To investigate a novel strategy to target tumor-associated macrophages and reprogram them to an antitumor phenotype in pancreatic adenocarcinoma (PDAC). M2 peptides were conjugated to HA-PEG/HA-PEI polymer to form self-assembled nanoparticles with miR-125b. The efficacy of HA-PEI/PEG-M2peptide nanoparticles in pancreatic tumors from LSL-KrasG12D/+, LSL-Trp53R172H/+, Pdx1-Cre genetically engineered mice was evaluated. M2 macrophage-specific delivery of targeted nanoformulations was demonstrated. Intraperitoneal administration of M2-targeted nanoparticles showed preferential accumulation in the pancreas of KPC-PDAC mice and an above fourfold increase in the M1-to-M2 macrophage ratio compared with transfection with scrambled miR. M2-targeted HA-PEI/PEG nanoparticles with miR-125b can transfect tumor-associated macrophages in pancreatic tissues and may have implications for PDAC immunotherapy.
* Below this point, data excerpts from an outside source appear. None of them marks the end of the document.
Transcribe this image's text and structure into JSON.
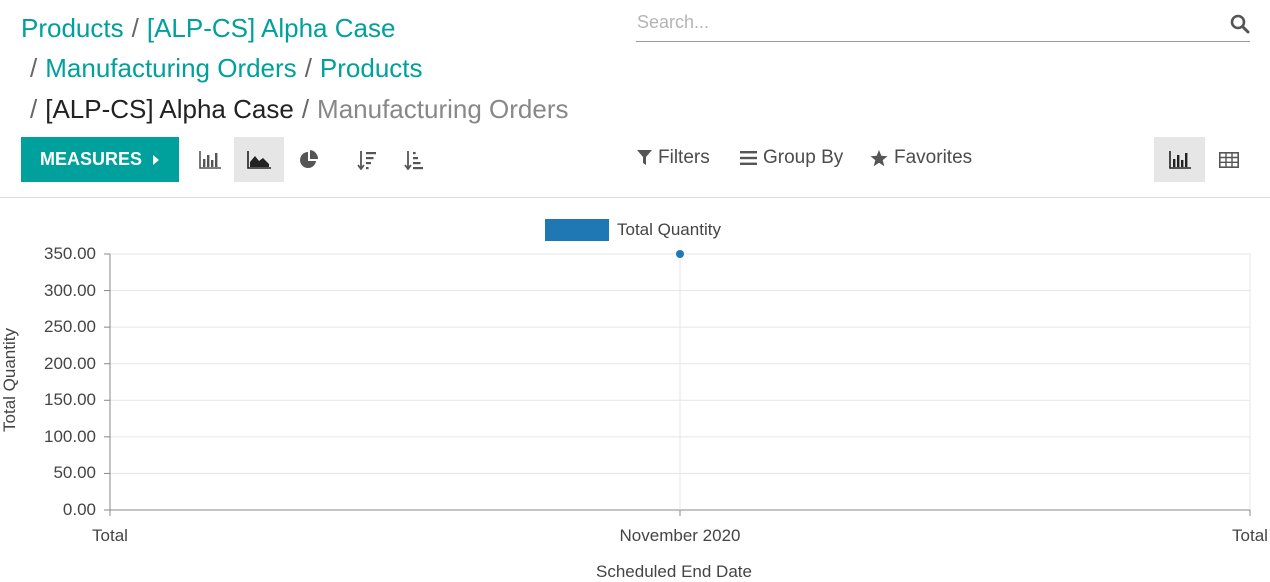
{
  "breadcrumb": {
    "items": [
      "Products",
      "[ALP-CS] Alpha Case",
      "Manufacturing Orders",
      "Products",
      "[ALP-CS] Alpha Case",
      "Manufacturing Orders"
    ],
    "separator": "/"
  },
  "search": {
    "placeholder": "Search..."
  },
  "toolbar": {
    "measures_label": "MEASURES",
    "filters_label": "Filters",
    "groupby_label": "Group By",
    "favorites_label": "Favorites"
  },
  "colors": {
    "accent": "#00a09d",
    "series": "#1f77b4"
  },
  "chart_data": {
    "type": "line",
    "legend": [
      "Total Quantity"
    ],
    "ylabel": "Total Quantity",
    "xlabel": "Scheduled End Date",
    "x_ticks": [
      "Total",
      "November 2020",
      "Total"
    ],
    "y_ticks": [
      "350.00",
      "300.00",
      "250.00",
      "200.00",
      "150.00",
      "100.00",
      "50.00",
      "0.00"
    ],
    "ylim": [
      0,
      350
    ],
    "series": [
      {
        "name": "Total Quantity",
        "x": [
          "November 2020"
        ],
        "values": [
          350
        ]
      }
    ]
  }
}
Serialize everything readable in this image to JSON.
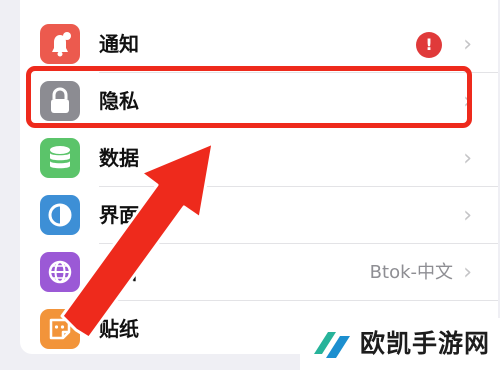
{
  "settings": {
    "rows": [
      {
        "label": "通知",
        "icon": "notification-bell-icon",
        "icon_color": "#ec5a4e",
        "badge": "!"
      },
      {
        "label": "隐私",
        "icon": "privacy-lock-icon",
        "icon_color": "#8c8c92"
      },
      {
        "label": "数据",
        "icon": "data-database-icon",
        "icon_color": "#5bc46a"
      },
      {
        "label": "界面",
        "icon": "interface-theme-icon",
        "icon_color": "#3d8fd6"
      },
      {
        "label": "语言",
        "icon": "language-globe-icon",
        "icon_color": "#9b59d6",
        "value": "Btok-中文"
      },
      {
        "label": "贴纸",
        "icon": "sticker-icon",
        "icon_color": "#f2943a"
      }
    ],
    "chevron": "›"
  },
  "annotation": {
    "highlight_color": "#ee2a1c"
  },
  "watermark": {
    "text": "欧凯手游网"
  }
}
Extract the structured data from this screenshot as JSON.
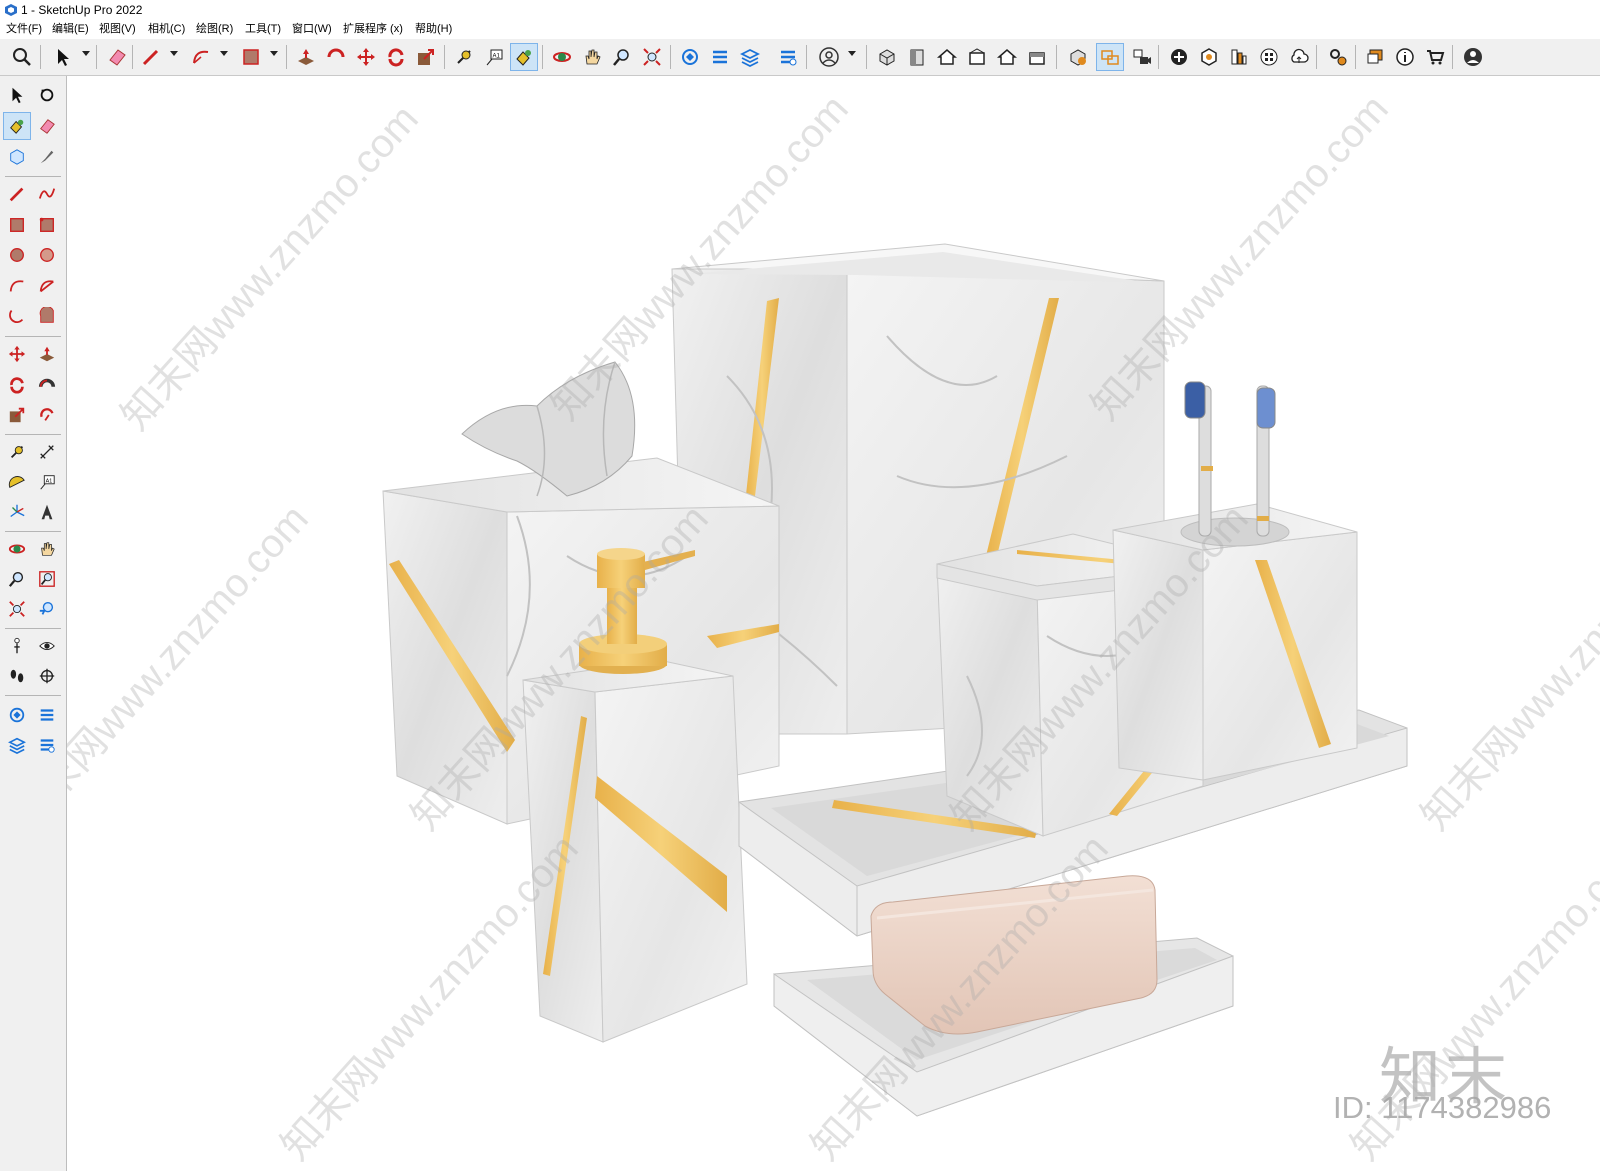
{
  "window": {
    "title": "1 - SketchUp Pro 2022"
  },
  "menu": [
    "文件(F)",
    "编辑(E)",
    "视图(V)",
    "相机(C)",
    "绘图(R)",
    "工具(T)",
    "窗口(W)",
    "扩展程序 (x)",
    "帮助(H)"
  ],
  "toolbar": {
    "icons": [
      "search-icon",
      "select-icon",
      "eraser-icon",
      "pencil-icon",
      "arc-icon",
      "rectangle-icon",
      "pushpull-icon",
      "followme-icon",
      "move-icon",
      "rotate-icon",
      "scale-icon",
      "tape-icon",
      "text-icon",
      "paint-icon",
      "orbit-icon",
      "pan-icon",
      "zoom-icon",
      "zoom-extents-icon",
      "warehouse-icon",
      "components-icon",
      "layers-icon",
      "sandbox-icon",
      "profile-icon",
      "iso-view-icon",
      "top-view-icon",
      "front-view-icon",
      "right-view-icon",
      "back-view-icon",
      "left-view-icon",
      "section-icon",
      "display-section-icon",
      "scene-camera-icon",
      "add-icon",
      "solid-icon",
      "style-icon",
      "shadow-icon",
      "cloud-icon",
      "settings-icon",
      "message-icon",
      "info-icon",
      "cart-icon",
      "user-icon"
    ],
    "active": "paint-icon"
  },
  "left_toolbar": {
    "icons": [
      "select-icon",
      "orbit-icon",
      "paint-icon",
      "eraser-icon",
      "component-icon",
      "tag-icon",
      "line-icon",
      "freehand-icon",
      "rectangle-icon",
      "rotated-rectangle-icon",
      "circle-icon",
      "polygon-icon",
      "arc-icon",
      "pie-icon",
      "two-point-arc-icon",
      "three-point-arc-icon",
      "move-icon",
      "pushpull-icon",
      "rotate-icon",
      "followme-icon",
      "scale-icon",
      "offset-icon",
      "tape-icon",
      "dimension-icon",
      "protractor-icon",
      "text-icon",
      "axes-icon",
      "3dtext-icon",
      "orbit2-icon",
      "pan-icon",
      "zoom-icon",
      "zoom-window-icon",
      "zoom-extents-icon",
      "previous-view-icon",
      "position-camera-icon",
      "look-around-icon",
      "walk-icon",
      "section-plane-icon",
      "warehouse-icon",
      "extension-warehouse-icon",
      "layout-icon",
      "extension-manager-icon"
    ],
    "active": "paint-icon"
  },
  "viewport": {
    "watermark_text": "知末网www.znzmo.com",
    "brand": "知末",
    "image_id": "ID: 1174382986"
  },
  "colors": {
    "gold": "#efbd5c",
    "marble": "#ececec",
    "marble_shade": "#d8d8d8",
    "soap": "#ead3c6",
    "accent": "#1a73d9"
  }
}
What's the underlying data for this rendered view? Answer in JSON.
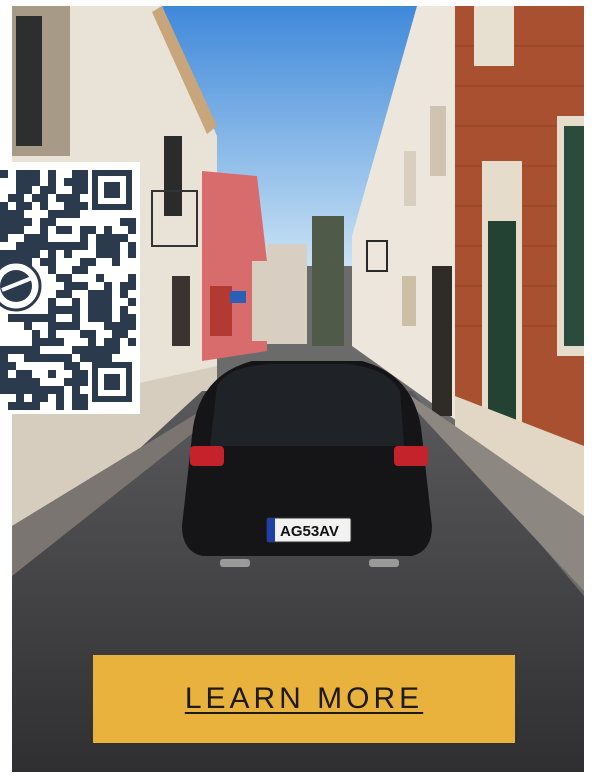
{
  "photo": {
    "alt": "",
    "plate": "AG53AV",
    "colors": {
      "sky": "#4d93df",
      "sky_light": "#b9d9f3",
      "road": "#3e3e40",
      "car": "#151517",
      "brick": "#a5492a",
      "plaster": "#ece5d9",
      "cta": "#e8b23d"
    }
  },
  "qr": {
    "icon": "qr-code-icon",
    "logo_icon": "globe-logo-icon"
  },
  "cta": {
    "label": "LEARN MORE"
  }
}
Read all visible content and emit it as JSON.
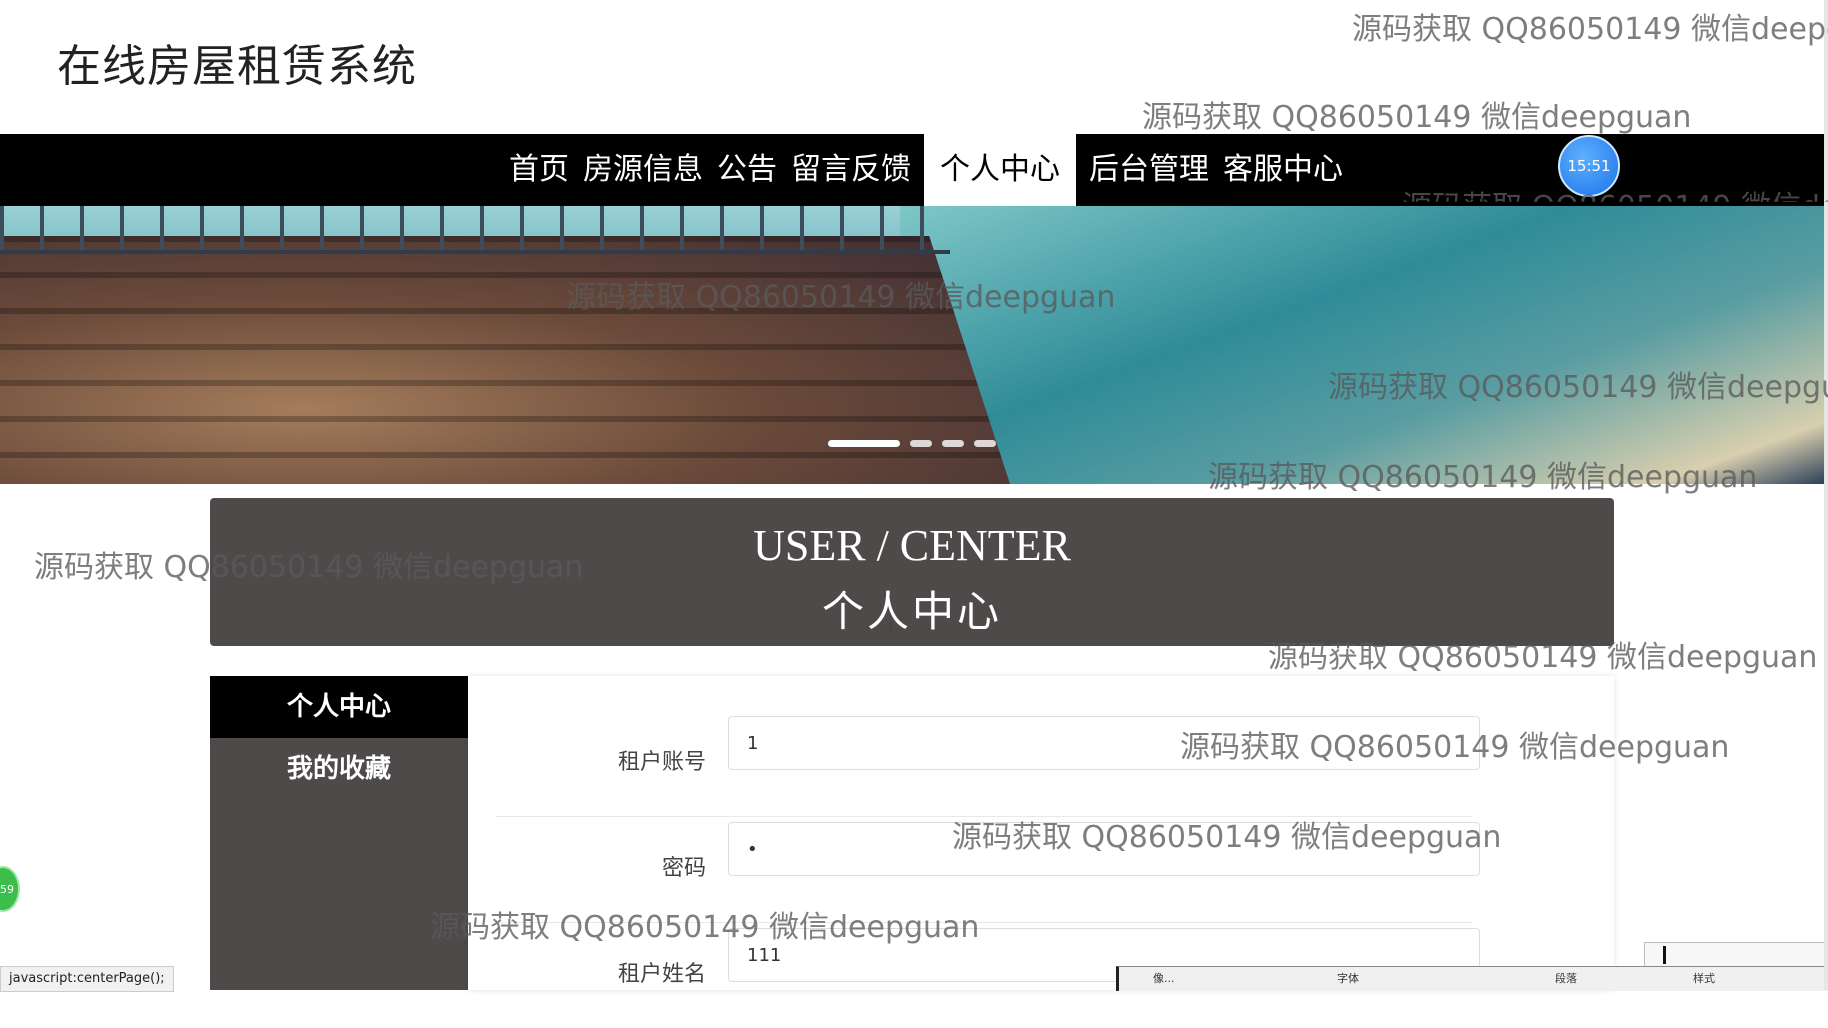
{
  "site": {
    "title": "在线房屋租赁系统"
  },
  "nav": {
    "items": [
      {
        "label": "首页"
      },
      {
        "label": "房源信息"
      },
      {
        "label": "公告"
      },
      {
        "label": "留言反馈"
      },
      {
        "label": "个人中心",
        "active": true
      },
      {
        "label": "后台管理"
      },
      {
        "label": "客服中心"
      }
    ]
  },
  "clock": {
    "time": "15:51"
  },
  "carousel": {
    "slide_count": 4,
    "active_index": 0
  },
  "user_center": {
    "title_en": "USER / CENTER",
    "title_cn": "个人中心"
  },
  "side_menu": {
    "items": [
      {
        "label": "个人中心",
        "active": true
      },
      {
        "label": "我的收藏"
      }
    ]
  },
  "form": {
    "fields": [
      {
        "label": "租户账号",
        "value": "1"
      },
      {
        "label": "密码",
        "value": "•"
      },
      {
        "label": "租户姓名",
        "value": "111"
      }
    ]
  },
  "status_bar": {
    "text": "javascript:centerPage();"
  },
  "green_bubble": {
    "text": "59"
  },
  "ribbon": {
    "labels": [
      "像...",
      "字体",
      "段落",
      "样式"
    ]
  },
  "watermark": {
    "text": "源码获取 QQ86050149 微信deepguan",
    "partial_1": "源码获取 QQ86050149 微信deepg",
    "partial_2": "源码获取 QQ86050149 微信deepgu",
    "partial_3": "源码获取 QQ86050149 微信de"
  },
  "colors": {
    "nav_bg": "#000000",
    "panel_bg": "#4e4a4a",
    "active_nav_bg": "#ffffff"
  },
  "icons": {
    "clock": "clock-bubble-icon",
    "cursor": "text-cursor-icon"
  }
}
研究一种新策略,以针对肿瘤相关巨噬细胞,并将其重编程为胰腺腺癌(PDAC)中的抗肿瘤表型。将 M2 肽与 HA-PEG/HA-PEI 聚合物缀合,形成带有 miR-125b 的自组装纳米颗粒。评估 HA-PEI/PEG-M2peptide 纳米颗粒在 LSL-KrasG12D/+、LSL-Trp53R172H/+、Pdx1-Cre 基因工程小鼠胰腺肿瘤中的疗效。证明了靶向纳米制剂对 M2 巨噬细胞的特异性递送。与转染 scrambled miR 相比,腹腔内给予 M2 靶向纳米颗粒显示优先在 KPC-PDAC 小鼠的胰腺中积累,并且 M1 至 M2 巨噬细胞比率增加了四倍以上。带有 miR-125b 的 M2 靶向 HA-PEI/PEG 纳米颗粒可以转染胰腺组织中的肿瘤相关巨噬细胞,这可能对 PDAC 免疫治疗具有意义。